Я потихоньку им завидовал. Им все-таки было веселее – вдвоем. Больше того, мне иногда начинало казаться, что я для них лишний, им хорошо и без меня. Мишке нравилась техника, то есть ему нравилось целыми днями валяться на кушетке, листая журналы «Техника – молодежи» и «Знание – сила», а также «Занимательную физику» Перельмана, и размышлять о чем-нибудь совершенно фантастическом – скажем, о том, как создать поезд, который, двигаясь по проложенным через центр Земли тоннелям, без горючего, с помощью одной лишь центробежной силы будет перевозить пассажиров из полушария в полушарие. Володя читал книги по воздухоплаванию – он хотел стать летчиком, и не надо было обладать большим воображением, чтобы представить его стройную, легкую фигуру затянутой в черный комбинезон, где-нибудь на летном поле или в кабине самолета... Кем хочу стать я сам – этого я не знал, и непонятная маята, переполнявшая меня угнетала – так мне казалось – не только меня самого, но и тех, кто находился со мной рядом.

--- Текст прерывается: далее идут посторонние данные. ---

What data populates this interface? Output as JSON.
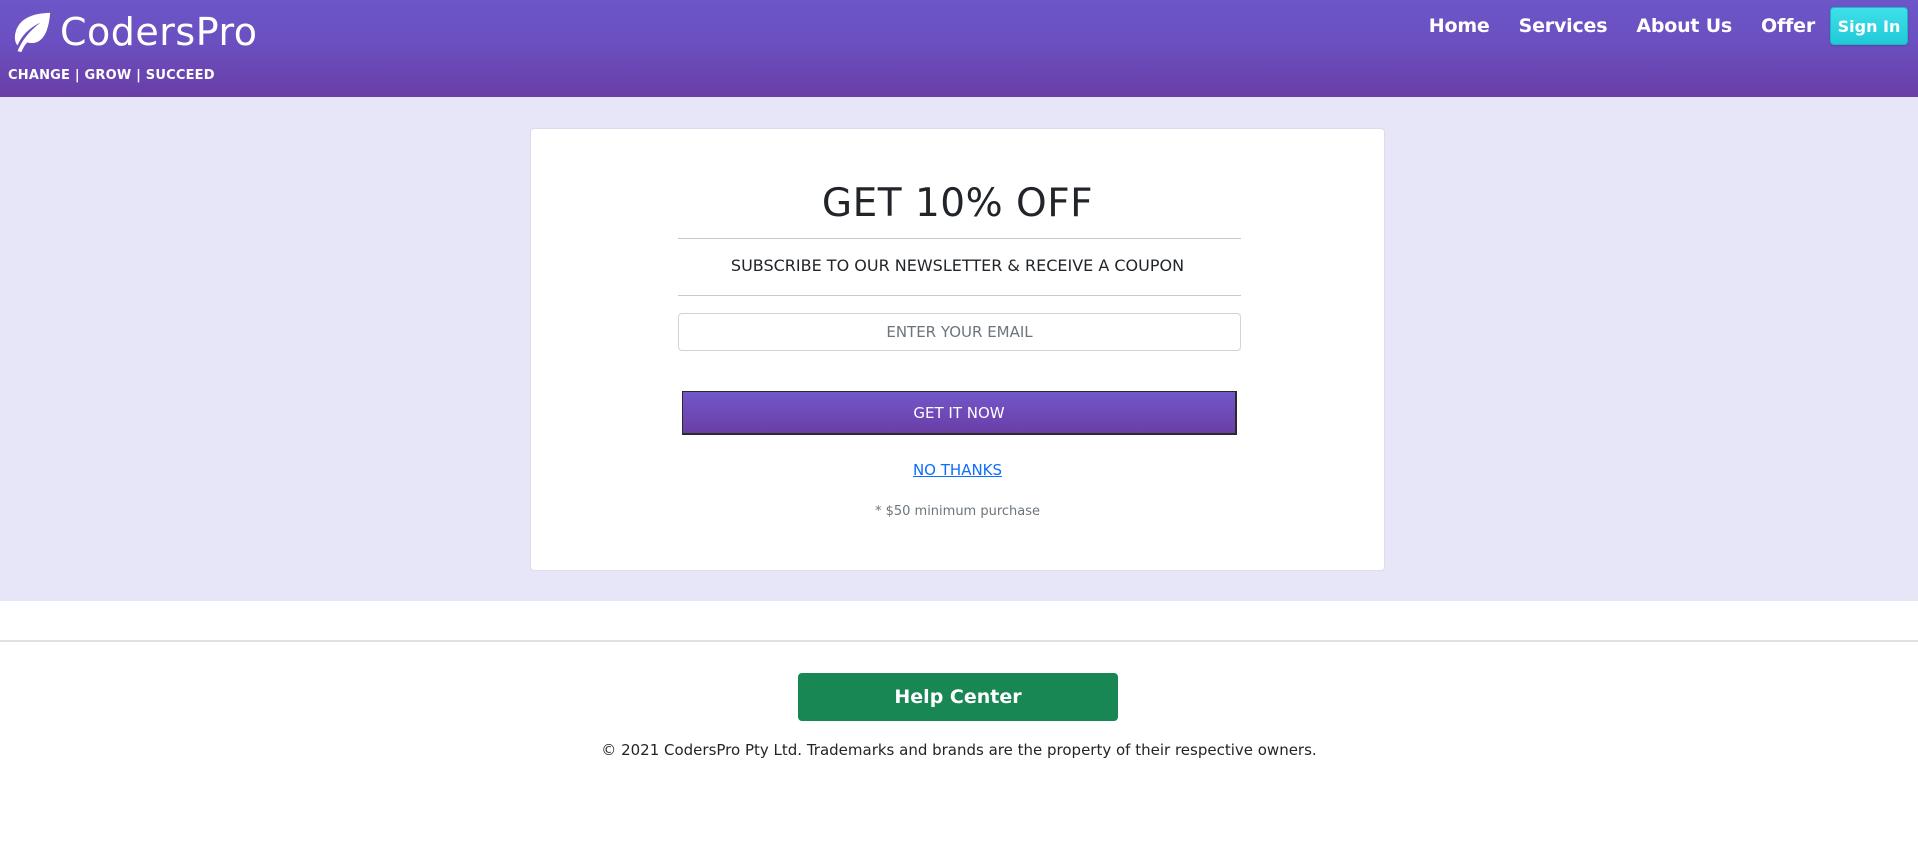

Где-то в душе я жил ожиданием, предчувствием встречи с каким-то мудрым, всеведущим человеком, который поможет мне распутать узлы, которые жизнь затягивала все туже. Он, этот человек, мерещился мне похожим на отца, которого я хорошо помнил, но мне казалось, он должен быть значительно старше, с простым, ясным лицом и спокойными, немного выцветшими глазами, как у моего деда. Но по вечерам, когда все у нас засыпали, я каждый раз оставался один на один со своим дневником, своими стихами, которых никому не читал, даже Мишке, боясь, что он меня высмеет:

По Элладе в ясный день,

Легендарничает старь,

Ходит мудрый Диоген,

Высоко держа фонарь.

Он бредет из века в век,

Пряча ужас в бороде:

«Мне откликнись, Человек!

Я ищу – но где ты, где?..»

Я иду – и все темней,

Не видать ни зги.

Только вместо фонарей

У меня мозги.

Стихи, был я уверен, после Маяковского можно писать только лесенкой, лирика в наши дни никому не нужна, пошло и даже преступно подражать Фету, когда в Нюрнберге идет процесс над фашистскими главарями, и у нас в стране еще столько городов лежит в руинах...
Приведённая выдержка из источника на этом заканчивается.